NOIRE - L'histoire méconnue de Claudette Colvin
On a beaucoup parlé de
Rosa Parks, mais la première et la première fois, Rosa était descendue du bus sans faire d'histoire après que le chauffeur s'était offusqué qu'elle entre par l'entrée des Blancs. Elle s'était "juste" mise à militer ensuite et avait boycotté à titre individuel le bus quand elle voyait que le chauffeur avec lequel elle avait vécu sa mésaventure conduisait. C'est quand Claudette Colvin, adolescente, a réellement refusé de se lever d'une place à l'intérieur du bus jusqu'à ce que le chauffeur la fasse évacuer par deux policiers et qu'elle est ensuite allée alerter l'association où était
Rosa Parks, que la situation a réellement commencé à parler aux militantes. le féminin du mot "noire" prend alors tout son sens. Ce sont les femmes militantes qui ont mis le détonateur légal, ont pétitionné, écrit au directeur de la compagnie des autobus de Montgomery, puis au maire. Notamment une certaine Jo Ann Gibson Robinson, qui a écrit certains des documents dont
Tania de Montaigne, ancienne élève de l'École des hautes études internationales et politiques, nourrit sa bibliographie et qui a fait un travail énorme, invisibilisé aussi, en amont de ce qui sera l'affaire
Rosa Parks.
J'ai aimé la manière dont l'autrice choisit de marquer par des italiques le moment où les militants ou les personnes impliquées dans cette affaire deviendront des personnages, des icônes, qu'elle pourra alors nommer en italiques. Ainsi, quand le moment sera venu de faire éclater l'affaire... non, ça ne sera pas le moment où la pauvre Claudette Colvin passera en jugement, ni pour son appel ; enceinte, disqualifiée pour le titre d'icône de la cause, qu'il faut pure et sans reproche, on l'oublie. le moment viendra quand
Rosa Parks montera par inadvertance dans le même bus conduit par le même chauffeur que la première fois et qu'on inventera cette histoire de pieds douloureux, regrettable bémol à un désir d'égalité légitime à lui seul pour ne pas se lever... Bref, on la repeint en pauvre créature usée, effacée, douce mais ferme et voilà
Rosa Parks, protégée (entrée des hommes, plutôt conservateurs et peu tentés jusque-là de risquer une rupture du dialogue avec l'autorité blanche ségrégationniste, et au contraire occupés à donner des gages de soumission) par un jeune pasteur nouvellement arrivé à Montgomery, Martin Luther King Jr. Il n'a pas encore ses italiques, on attendra que l'affaire devienne fédérale puis nationale.
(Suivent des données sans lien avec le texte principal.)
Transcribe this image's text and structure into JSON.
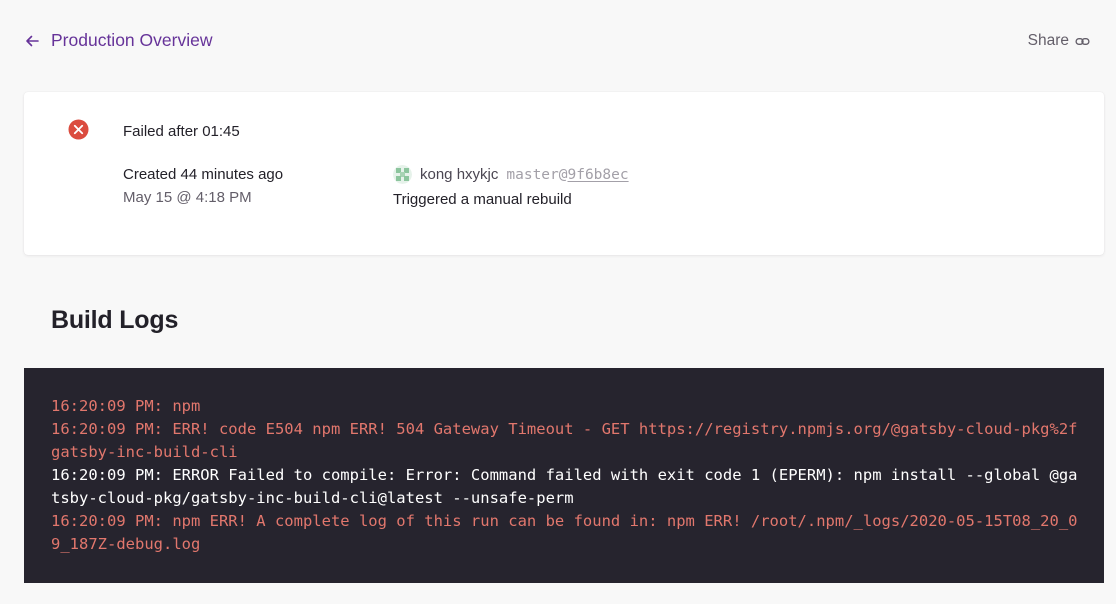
{
  "nav": {
    "back_label": "Production Overview",
    "share_label": "Share"
  },
  "build": {
    "status": "Failed after 01:45",
    "created": "Created 44 minutes ago",
    "created_date": "May 15 @ 4:18 PM",
    "author": "kong hxykjc",
    "branch": "master@",
    "commit_sha": "9f6b8ec",
    "trigger": "Triggered a manual rebuild"
  },
  "logs": {
    "title": "Build Logs",
    "lines": [
      {
        "level": "err",
        "text": "16:20:09 PM: npm"
      },
      {
        "level": "err",
        "text": "16:20:09 PM: ERR! code E504 npm ERR! 504 Gateway Timeout - GET https://registry.npmjs.org/@gatsby-cloud-pkg%2fgatsby-inc-build-cli"
      },
      {
        "level": "info",
        "text": "16:20:09 PM: ERROR Failed to compile: Error: Command failed with exit code 1 (EPERM): npm install --global @gatsby-cloud-pkg/gatsby-inc-build-cli@latest --unsafe-perm"
      },
      {
        "level": "err",
        "text": "16:20:09 PM: npm ERR! A complete log of this run can be found in: npm ERR! /root/.npm/_logs/2020-05-15T08_20_09_187Z-debug.log"
      }
    ]
  },
  "colors": {
    "brand": "#663399",
    "error": "#db4c3f",
    "terminal_bg": "#26242e",
    "log_error": "#e2776d"
  }
}
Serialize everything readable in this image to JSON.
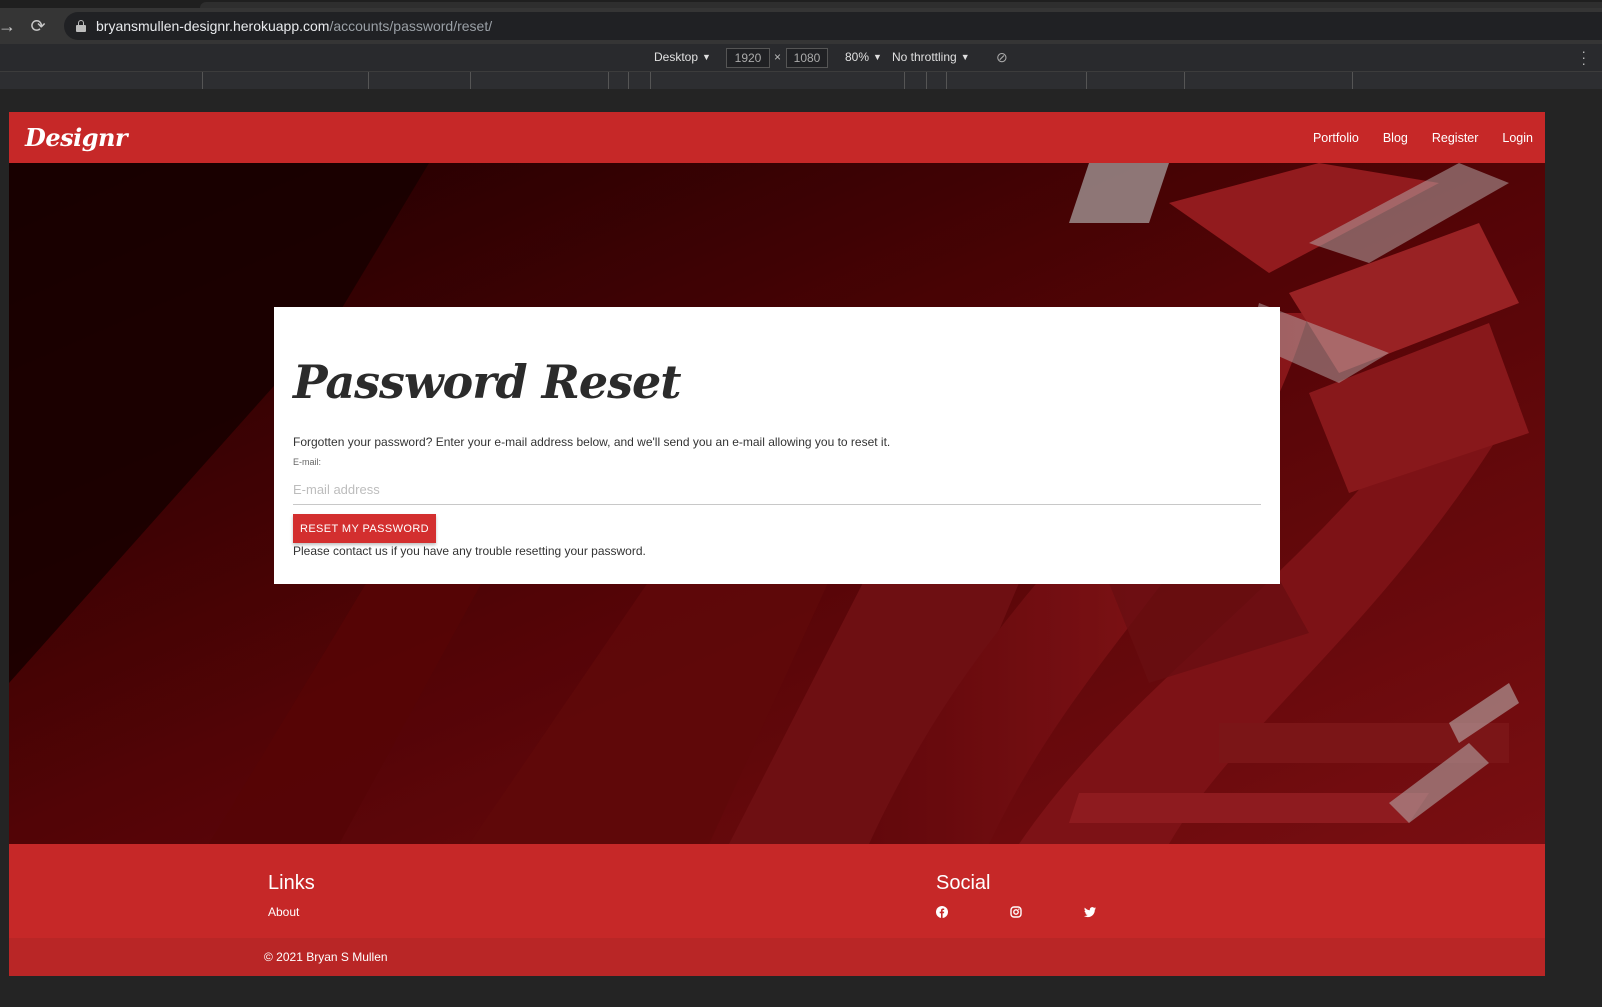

Le récit est magistralement rapporté, sa construction est séduisante ; traiter la manière dont ce boycott aboutit ne détourne pas Tania de
Montaigne de sa mission de désinvisibilisation des femmes en général, de Claudette Colvin en particulier, notamment même de sa réhabilitation car elle fut très largement calomniée et, pour finir, méconnue. A lire, vraiment.
L'épilogue à lui tout seul mériterait d'être cité : allez donc le lire ! après avoir lu ce qui le précède
L'ASSIGNATION - Les Noirs n'existent pas
L'Assignation porte sur des questions qui m'interrogent depuis plusieurs années. Avec
Je suis noir et je n'aime pas le manioc,
Gaston Kelman m'avait déjà fait prendre conscience de la désobligeance d'origine raciste de certaines curiosités de bonne foi comme de demander à quelqu'un quelle est son origine du fait qu'il appartienne aux "minorités visibles"... Je dis cela mais en réalité, je ne m'y suis jamais risquée personnellement. C'est assigner quelqu'un, parfois, souvent à tort, à un statut d'étranger du fait de sa couleur de peau, c'est presque aussi intrusif et d'un sang-gêne de mauvais aloi, que de demander à toucher les cheveux crépus d'une personne "d'origine". L'expression "afro-américain", "afro-européen", eurafricain", etc. n'est-elle pas aussi (alors là, j'en tombe à la renverse) une autre manière de vous sortir de France ? Alors que "noir, noire" sans le N, peut bien être chez lui, chez elle, ici !
L'autrice aborde aussi d'autres questions, certaines auxquelles j'avais déjà réfléchi, d'autres moins, très intéressantes (l'assignation à certaines valeurs du fait d'être noire, les stéréotypes racistes, le soi-disant humour racialisé/raciste...) et que je ne vais pas déflorer ici. J'aimerais juste souligner la contribution de cette oeuvre à une question qui me laissait perplexe : l'appropriation culturelle.
(...)
Je suis donc très contente d'en savoir plus sur le sujet de la part de quelqu'un qui ne fait par ailleurs - et j'en suis heureuse - aucune concession d'aucune sorte au racisme et au colonialisme.